Hochtief, meanwhile, is positioning itself as a direct beneficiary of Europe’s semiconductor buildout. The construction group has been awarded the general contractor role for a new river water treatment plant on the Elbe in Dresden, an investment exceeding €300 million co-funded by the state of Saxony and the city of Dresden. The facility will supply process water to the region’s expanding chip fabrication complex starting in 2030. JPMorgan analyst Pankaj Gupta has flagged Hochtief as a strong candidate for DAX inclusion after its recent run — a reminder that semiconductor supply chains extend well beyond the fabs themselves.
Oil Prices Climb as Gulf Tensions Escalate
Monday’s newsletter noted that U.S.-Iran negotiations over a ceasefire and Strait of Hormuz access remained unresolved. Since then, the situation has deteriorated. An Iranian rocket and drone attack on Kuwait’s airport left dozens injured and at least one person dead. Washington responded with sharp threats against Iranian infrastructure. Brent crude has posted three consecutive gains, climbing roughly 2 percent to above $98 per barrel.
The European Union is already planning to expand its naval mission “Aspides” to include mine clearance in the Strait of Hormuz, according to internal documents. For markets, the geopolitical risk premium in energy is reasserting itself at precisely the moment when consumer budgets — already stretched by food inflation we documented on Monday — can least afford it.
What the Rotation Means
Monday’s newsletter flagged Bitcoin dipping below $73,000 amid persistent ETF outflows. That pressure has continued, with Bitcoin temporarily slipping below $67,000 as investors reportedly reserve capital for anticipated mega-IPOs from SpaceX and Anthropic.
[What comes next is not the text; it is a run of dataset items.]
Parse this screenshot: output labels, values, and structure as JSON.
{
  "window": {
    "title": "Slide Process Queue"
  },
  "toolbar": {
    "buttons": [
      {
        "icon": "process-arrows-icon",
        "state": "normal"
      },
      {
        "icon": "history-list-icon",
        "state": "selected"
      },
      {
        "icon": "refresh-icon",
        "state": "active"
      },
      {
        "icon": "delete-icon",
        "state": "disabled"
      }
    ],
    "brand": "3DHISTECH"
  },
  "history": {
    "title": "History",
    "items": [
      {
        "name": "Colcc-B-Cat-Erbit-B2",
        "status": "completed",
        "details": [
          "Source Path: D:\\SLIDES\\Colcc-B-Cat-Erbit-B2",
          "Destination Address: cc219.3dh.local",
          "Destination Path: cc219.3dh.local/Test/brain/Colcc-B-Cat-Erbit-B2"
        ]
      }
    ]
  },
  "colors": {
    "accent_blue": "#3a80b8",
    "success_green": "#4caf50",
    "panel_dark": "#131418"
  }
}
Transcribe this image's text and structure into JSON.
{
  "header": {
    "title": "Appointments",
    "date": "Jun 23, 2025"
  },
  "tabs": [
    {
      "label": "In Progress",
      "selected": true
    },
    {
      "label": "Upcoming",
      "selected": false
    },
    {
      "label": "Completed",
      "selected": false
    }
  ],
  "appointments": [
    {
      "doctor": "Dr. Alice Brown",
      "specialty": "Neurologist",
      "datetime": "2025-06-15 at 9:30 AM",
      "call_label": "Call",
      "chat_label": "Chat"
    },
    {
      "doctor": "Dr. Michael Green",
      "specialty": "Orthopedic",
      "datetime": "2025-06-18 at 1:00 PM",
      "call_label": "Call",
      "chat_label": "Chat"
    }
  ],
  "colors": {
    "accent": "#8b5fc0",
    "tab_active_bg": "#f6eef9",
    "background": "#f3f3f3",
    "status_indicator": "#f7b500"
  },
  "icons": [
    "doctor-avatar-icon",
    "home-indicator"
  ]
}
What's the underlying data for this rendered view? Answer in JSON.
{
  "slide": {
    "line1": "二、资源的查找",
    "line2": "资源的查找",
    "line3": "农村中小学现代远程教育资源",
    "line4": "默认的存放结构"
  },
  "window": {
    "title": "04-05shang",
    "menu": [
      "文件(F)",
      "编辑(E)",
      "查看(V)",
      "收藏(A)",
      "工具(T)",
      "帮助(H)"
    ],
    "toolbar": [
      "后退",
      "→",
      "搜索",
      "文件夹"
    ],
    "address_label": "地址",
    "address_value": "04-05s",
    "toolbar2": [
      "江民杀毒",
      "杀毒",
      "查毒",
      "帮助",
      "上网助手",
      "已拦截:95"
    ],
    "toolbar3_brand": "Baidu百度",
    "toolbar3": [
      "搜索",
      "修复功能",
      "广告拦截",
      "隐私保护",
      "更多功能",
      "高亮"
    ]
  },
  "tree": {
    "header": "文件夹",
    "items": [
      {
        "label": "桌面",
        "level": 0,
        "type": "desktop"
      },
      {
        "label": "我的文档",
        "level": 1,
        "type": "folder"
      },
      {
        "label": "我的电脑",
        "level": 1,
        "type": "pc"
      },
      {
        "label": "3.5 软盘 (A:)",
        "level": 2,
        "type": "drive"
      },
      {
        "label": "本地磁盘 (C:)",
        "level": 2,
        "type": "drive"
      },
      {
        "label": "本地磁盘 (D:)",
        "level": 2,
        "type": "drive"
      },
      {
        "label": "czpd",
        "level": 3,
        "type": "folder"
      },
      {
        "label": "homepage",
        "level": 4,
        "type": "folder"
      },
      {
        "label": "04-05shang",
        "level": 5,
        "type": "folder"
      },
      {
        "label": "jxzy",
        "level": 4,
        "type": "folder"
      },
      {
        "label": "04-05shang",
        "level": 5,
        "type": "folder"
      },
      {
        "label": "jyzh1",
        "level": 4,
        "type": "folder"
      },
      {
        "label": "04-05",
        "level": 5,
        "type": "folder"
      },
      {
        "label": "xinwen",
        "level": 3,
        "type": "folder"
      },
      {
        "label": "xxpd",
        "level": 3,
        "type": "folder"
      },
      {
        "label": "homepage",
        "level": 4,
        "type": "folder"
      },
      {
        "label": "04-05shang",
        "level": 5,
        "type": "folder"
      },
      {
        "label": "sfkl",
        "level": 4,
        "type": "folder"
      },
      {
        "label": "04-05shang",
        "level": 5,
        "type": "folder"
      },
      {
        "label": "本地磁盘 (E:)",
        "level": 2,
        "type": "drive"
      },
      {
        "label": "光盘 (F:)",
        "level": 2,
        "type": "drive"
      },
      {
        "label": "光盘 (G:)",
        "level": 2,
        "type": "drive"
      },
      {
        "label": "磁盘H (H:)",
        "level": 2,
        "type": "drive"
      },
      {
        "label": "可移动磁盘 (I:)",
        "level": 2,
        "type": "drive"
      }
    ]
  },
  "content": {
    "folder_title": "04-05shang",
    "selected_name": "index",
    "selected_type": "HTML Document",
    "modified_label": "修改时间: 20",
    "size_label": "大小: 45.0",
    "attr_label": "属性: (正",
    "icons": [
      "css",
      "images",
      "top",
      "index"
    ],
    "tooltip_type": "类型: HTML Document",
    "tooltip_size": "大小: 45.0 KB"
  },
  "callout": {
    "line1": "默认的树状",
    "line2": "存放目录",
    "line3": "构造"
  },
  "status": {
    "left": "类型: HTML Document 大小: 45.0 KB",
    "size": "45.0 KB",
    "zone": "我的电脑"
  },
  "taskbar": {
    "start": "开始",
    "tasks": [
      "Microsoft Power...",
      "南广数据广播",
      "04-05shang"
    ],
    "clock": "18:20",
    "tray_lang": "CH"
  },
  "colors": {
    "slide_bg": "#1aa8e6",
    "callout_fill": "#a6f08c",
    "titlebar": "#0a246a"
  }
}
But the more consequential story this week is not what’s falling — it’s where the money is going. The rotation from semiconductor hardware into software and cybersecurity is delivering exactly the kind of broadening participation that analysts have been demanding. Snowflake, Atlassian, and Palo Alto Networks are not meme stocks riding momentum. They are companies posting accelerating revenue growth, expanding margins, and raising guidance. When the bull market’s gains start distributing across sectors with that kind of fundamental backing, the breadth problem we identified on Monday begins to heal.
The concentration trade isn’t over. But the market is finally offering an alternative to betting everything on a handful of chipmakers — and the alternative has earnings to back it up.